Nov 022017
 

Archaeologist Betty Bonita Bell and her husband William W. Winnie Jr. (1928-1988) lived at Calle Colón #36 in Ajijic for several years in the early 1970s. While the precise dates are unclear, the couple made many significant contributions to village life.

Bell gained a doctorate in archaeology at the University of California, Los Angeles (UCLA) and then worked for the Organization of American States in Washington D.C. She later returned to UCLA and established a regional development training program in Brazil.

She and her husband arrived in Jalisco in 1970 when he accepted a position as visiting professor in the Economics faculty of the University of Guadalajara.

Bell excavated Los Altos, near Teocaltiche in northeastern Jalisco for two months in 1970 before spending two months looking at shaft tombs near Etzatlán early the following year.

In February 1971, Bell gave a series of lectures in Guadalajara. The local newspaper described her at this time as “a temporary resident of Ajijic” and said she was a “former assistant professor of anthropology at Colorado State University (Fort Collins) and currently adjunct professor of anthropology of the University Museum, Southern Illinois University.” The following month, the same newspaper reports that she anticipates being in Ajijic “at least two years” and is considering settling in the village.

In that same year (1971), Bell and her husband were instrumental in founding the Sociedad de Estudios Avanzados del Occidente de México, A.C. (West Mexican Society for Advanced Study) in Ajijic. The prime purpose of this short-lived project, which closed in 1974, was to encourage the participation of foreign archaeologists in Mexican projects.

The society’s two main publications were Betty Bell’s El Gran Xalisco: La Historia Cultural del Occidente de Mexico (which had photos and design by  Wm. W. Winnie) in 1972 and The Archaeology of West Mexico, a collection of papers she edited in 1974.

Bell and her husband also organized a summer school for visiting students in 1974. According to the Guadalajara Reporter, 25 students from Angelo State University in San Angelo, Texas, spent three weeks at Lake Chapala taking college-level classes for credit. The classes, coordinated by Winnie and his wife, were given by Angelo State faculty members Caroline Haley and Tony Dutton, and included Spanish-language classes connected to Mexican civilization and literature, as well as classes about the anthropology of pre-Columbian cultures in Western Mexico.

Further details of Betty Bell’s life have proved frustratingly difficult to find though, tragically, it seems that Betty Bell lost her life in a car accident in Ajijic.

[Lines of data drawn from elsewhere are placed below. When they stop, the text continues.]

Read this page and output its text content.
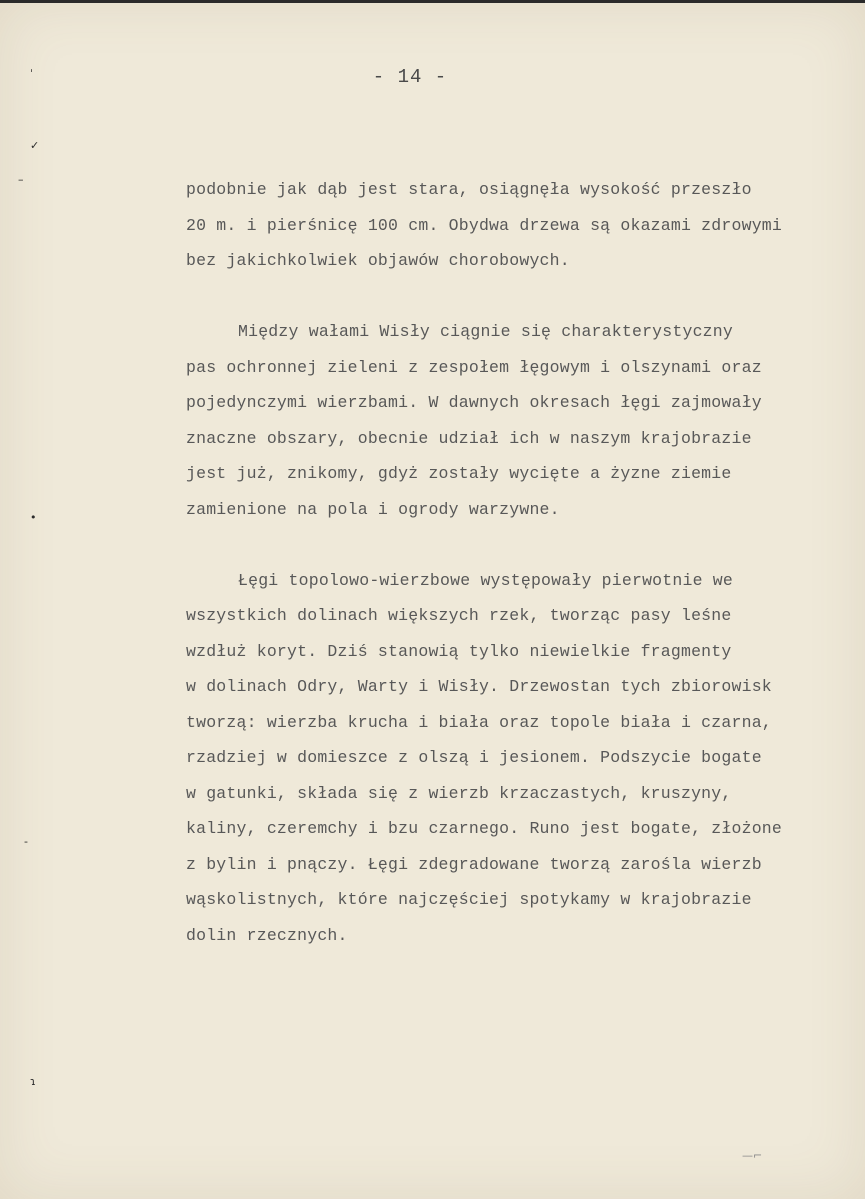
ˈ
✓
–
•
-
ɿ
—⌐
- 14 -

podobnie jak dąb jest stara, osiągnęła wysokość przeszło
20 m. i pierśnicę 100 cm. Obydwa drzewa są okazami zdrowymi
bez jakichkolwiek objawów chorobowych.

Między wałami Wisły ciągnie się charakterystyczny
pas ochronnej zieleni z zespołem łęgowym i olszynami oraz
pojedynczymi wierzbami. W dawnych okresach łęgi zajmowały
znaczne obszary, obecnie udział ich w naszym krajobrazie
jest już, znikomy, gdyż zostały wycięte a żyzne ziemie
zamienione na pola i ogrody warzywne.

Łęgi topolowo-wierzbowe występowały pierwotnie we
wszystkich dolinach większych rzek, tworząc pasy leśne
wzdłuż koryt. Dziś stanowią tylko niewielkie fragmenty
w dolinach Odry, Warty i Wisły. Drzewostan tych zbiorowisk
tworzą: wierzba krucha i biała oraz topole biała i czarna,
rzadziej w domieszce z olszą i jesionem. Podszycie bogate
w gatunki, składa się z wierzb krzaczastych, kruszyny,
kaliny, czeremchy i bzu czarnego. Runo jest bogate, złożone
z bylin i pnączy. Łęgi zdegradowane tworzą zarośla wierzb
wąskolistnych, które najczęściej spotykamy w krajobrazie
dolin rzecznych.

Betty Bell: select bibliography

  • Betty Bell (ed). 1967. Indian Mexico Past and Present (Symposium papers). Latin America Center, University of California. 109 pp.
  • Betty Bell. 1972. El Gran Xalisco: La Historia Cultural del Occidente de Mexico. (with photos and design by  Wm. W. Winnie). 21 pp. Sociedad de Estudios Avanzados del Occidente de Mexico, A. C. / West Mexican Society for Advanced Studies.
  • Betty Bell. 1972. “Archeological Excavations in Jalisco, Mexico.” Science, New Series, Vol. 175, No. 4027 (Mar. 17, 1972), pp. 1238-1239.
  • Betty Bell (ed). 1974. The Archaeology of West Mexico. Sociedad de Estudios Avanzados del Occidente de Mexico, A. C. / West Mexican Society for Advanced Studies.
  • Hugo G. Nutini and Betty Bell. 1984. Ritual Kinship, Volume II: Ideological and Structural Integration of the Compadrazgo System in Rural Tlaxcala. Princeton University Press. (translated as Parentesco ritual. Estructura y evolución histórica del sistema de compadrazgo en la tlaxcala rural and published by Fondo de Cultura Económica, México, in 1989).